You first learned about hexagons in kindergarten. (No, they are not stop signs). It’s common, but still a little out there - a bit zanier than the square, circle or triangle. It can be found on vintage soccer balls from the 70s. There is something about those six sides that make it quite stunning.

What, exactly, is a Hexagon?

The name is derivative of the Greek word for six (ἕξ hex) and the Greek word angle or corner (γωνία, gonía). six. angle. hexagon.

The sum of the the angles of a hexagon is 720 degrees.

Hexagons are very efficient.

It has been hypothesized since ancient times that hexagons could tile the plane more efficiently than any other shape, offering more space for surface area than a square or triangle. This mathematical conundrum (ie, “The Honeycomb Conjecture”) was proven true in 1999 - 16 years ago. That means it took a while. The shape has a beautiful simplicity, but its nature is so complex. What makes a hexagon so efficient?

Of the three regular polygons that tessellate naturally (meaning, they interlock without space left over on a plane), the hexagon is the most efficient, after the triangle and the square. You can find it tessellating naturally on our concrete coasters.

The hexagon plays an important role in nature and society.

Lets think of this: If you were to build a freestanding room, and wanted to make sure it contained as much space as possible, you would make a circular room. A circular room will contain the most space for a given wall. Once circles are fit together however, they are not so efficient - they leave wasted space and unused crevices between them. Hexagons on the other hand, are team players. When they are tiled together, you have the most efficient way to tile the plane, providing the most area for the lines and angles used.

Speaking of team players…

Bees are the ultimate team players. Making the wax for the walls of a honeycomb is TONS of work for a bee. A bee, in its entire lifetime, will produce 1/12 of a teaspoon of honey. In a year, a hive will create about 200 lbs. of honey. So, they really need to work together to make this happen. Bees construct circular deposits of wax. When they form millions together, they naturally fold to stack and become perfect hexagons. The hexagonal walls enclose the largest possible area, and waste no space between them. This allows bees to make as much honey as possible, with as little space as possible.

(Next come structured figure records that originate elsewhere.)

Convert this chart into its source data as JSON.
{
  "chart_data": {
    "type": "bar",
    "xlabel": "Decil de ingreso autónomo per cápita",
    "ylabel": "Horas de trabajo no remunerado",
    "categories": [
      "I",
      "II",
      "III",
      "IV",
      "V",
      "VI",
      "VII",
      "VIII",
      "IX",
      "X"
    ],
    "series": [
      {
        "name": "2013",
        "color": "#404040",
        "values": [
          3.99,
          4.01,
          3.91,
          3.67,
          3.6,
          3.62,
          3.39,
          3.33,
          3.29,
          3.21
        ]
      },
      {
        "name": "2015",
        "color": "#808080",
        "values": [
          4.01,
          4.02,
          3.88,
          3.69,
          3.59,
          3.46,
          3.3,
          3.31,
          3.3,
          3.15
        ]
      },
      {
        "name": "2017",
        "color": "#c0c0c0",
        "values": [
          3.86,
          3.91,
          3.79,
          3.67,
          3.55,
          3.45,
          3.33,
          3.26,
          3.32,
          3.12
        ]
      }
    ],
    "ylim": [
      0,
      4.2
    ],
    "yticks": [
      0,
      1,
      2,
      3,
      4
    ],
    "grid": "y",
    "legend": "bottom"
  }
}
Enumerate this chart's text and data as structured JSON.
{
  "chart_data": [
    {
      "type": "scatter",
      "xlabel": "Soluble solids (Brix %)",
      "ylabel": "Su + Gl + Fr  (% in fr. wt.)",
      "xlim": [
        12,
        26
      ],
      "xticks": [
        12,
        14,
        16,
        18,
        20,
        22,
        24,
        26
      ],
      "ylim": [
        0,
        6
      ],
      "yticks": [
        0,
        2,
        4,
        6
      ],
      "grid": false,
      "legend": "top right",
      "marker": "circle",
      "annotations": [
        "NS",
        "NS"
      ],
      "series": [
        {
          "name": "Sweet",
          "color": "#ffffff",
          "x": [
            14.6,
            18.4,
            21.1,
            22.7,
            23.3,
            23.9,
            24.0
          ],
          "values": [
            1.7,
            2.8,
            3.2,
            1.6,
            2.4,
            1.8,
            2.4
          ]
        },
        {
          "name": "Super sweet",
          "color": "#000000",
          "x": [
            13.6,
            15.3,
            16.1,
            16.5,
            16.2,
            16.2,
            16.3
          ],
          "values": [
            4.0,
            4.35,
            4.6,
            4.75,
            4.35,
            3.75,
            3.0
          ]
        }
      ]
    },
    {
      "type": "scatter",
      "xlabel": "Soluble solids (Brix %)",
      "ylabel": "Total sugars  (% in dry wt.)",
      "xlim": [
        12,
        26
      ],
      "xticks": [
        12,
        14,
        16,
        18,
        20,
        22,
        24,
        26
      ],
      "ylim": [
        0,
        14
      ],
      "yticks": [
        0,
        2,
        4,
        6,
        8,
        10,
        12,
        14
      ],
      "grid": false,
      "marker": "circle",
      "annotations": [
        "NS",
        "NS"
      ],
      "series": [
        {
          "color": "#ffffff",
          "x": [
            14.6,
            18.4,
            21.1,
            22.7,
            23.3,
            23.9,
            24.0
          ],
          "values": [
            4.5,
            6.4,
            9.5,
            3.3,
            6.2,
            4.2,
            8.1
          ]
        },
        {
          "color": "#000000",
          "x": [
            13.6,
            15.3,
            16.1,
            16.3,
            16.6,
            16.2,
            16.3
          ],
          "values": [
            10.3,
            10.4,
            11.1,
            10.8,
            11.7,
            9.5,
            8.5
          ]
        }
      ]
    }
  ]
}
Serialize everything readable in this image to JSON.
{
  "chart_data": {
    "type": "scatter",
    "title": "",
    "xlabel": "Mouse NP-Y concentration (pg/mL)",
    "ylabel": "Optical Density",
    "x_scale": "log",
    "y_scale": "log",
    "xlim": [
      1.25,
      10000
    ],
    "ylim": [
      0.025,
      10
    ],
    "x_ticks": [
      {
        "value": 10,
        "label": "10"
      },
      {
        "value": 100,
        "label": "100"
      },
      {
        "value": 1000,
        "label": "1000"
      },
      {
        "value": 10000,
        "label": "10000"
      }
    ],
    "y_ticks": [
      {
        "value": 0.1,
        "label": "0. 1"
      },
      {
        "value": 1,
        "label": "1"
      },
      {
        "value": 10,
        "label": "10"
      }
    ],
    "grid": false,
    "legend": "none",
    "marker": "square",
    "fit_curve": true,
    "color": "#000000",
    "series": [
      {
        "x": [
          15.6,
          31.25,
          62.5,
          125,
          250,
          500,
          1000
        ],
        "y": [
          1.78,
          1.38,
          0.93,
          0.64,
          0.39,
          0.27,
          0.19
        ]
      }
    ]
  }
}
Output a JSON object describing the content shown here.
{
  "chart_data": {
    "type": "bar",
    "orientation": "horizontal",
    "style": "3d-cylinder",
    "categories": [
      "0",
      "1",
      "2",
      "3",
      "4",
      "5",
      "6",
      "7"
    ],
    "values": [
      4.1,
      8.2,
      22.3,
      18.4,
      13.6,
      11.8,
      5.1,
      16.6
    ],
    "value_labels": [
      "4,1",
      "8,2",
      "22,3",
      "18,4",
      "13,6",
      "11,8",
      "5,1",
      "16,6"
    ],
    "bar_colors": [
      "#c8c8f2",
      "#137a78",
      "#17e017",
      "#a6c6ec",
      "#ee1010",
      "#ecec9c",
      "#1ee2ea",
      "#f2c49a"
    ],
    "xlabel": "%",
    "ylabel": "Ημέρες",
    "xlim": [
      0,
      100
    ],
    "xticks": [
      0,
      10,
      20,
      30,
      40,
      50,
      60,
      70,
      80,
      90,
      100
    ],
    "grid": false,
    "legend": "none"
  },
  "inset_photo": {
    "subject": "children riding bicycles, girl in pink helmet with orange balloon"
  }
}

Hexagons are a tiny piece of the big picture

Amazingly, scientists are discovering that hexagons are found in our most elementary molecules. The fullerene, first discovered in 1985, resembles a soccer ball, made of hexagons and pentagons. It’s existence was elusive for a long time - it is actually an elementary carbon molecule. The shape captures the imaginations of scientists and artists alike.

The fullerene was named after Buckminster Fuller, a pioneering architect who utilized hexagons to create Geodesic domes (like Epcot in Disney World and the biodome in Montreal). Geodesic domes are still explored as a way to create super-efficient and affordable shelter. Similarly, the molecule unleashes a bounty of possibilities in scientific research. It’s elongated relative, the nanotube, is made of tons of tiny hexagons.

When soap bubbles cluster, they tend to form hexagons. Bubbles are all about compromise. When one bubble meets another, they immediately form a wall, in attempts to minimize surface area. Even in larger, complex soap bubble scenarios (like foam) bubbles will always meet at a 120º angle. There’s something to think about in the shower.

The hexagon is hyper-sophisticated. Its elegant. it is futuristic and innovative. It is simple and classic. It contains unforeseen possibilities and certain efficiency. It can create innovative futuristic architectures, and simple beautiful designs. Sometimes it can do both at the same time. We are interested in simple beautiful design. Who knows where hexagons will take us?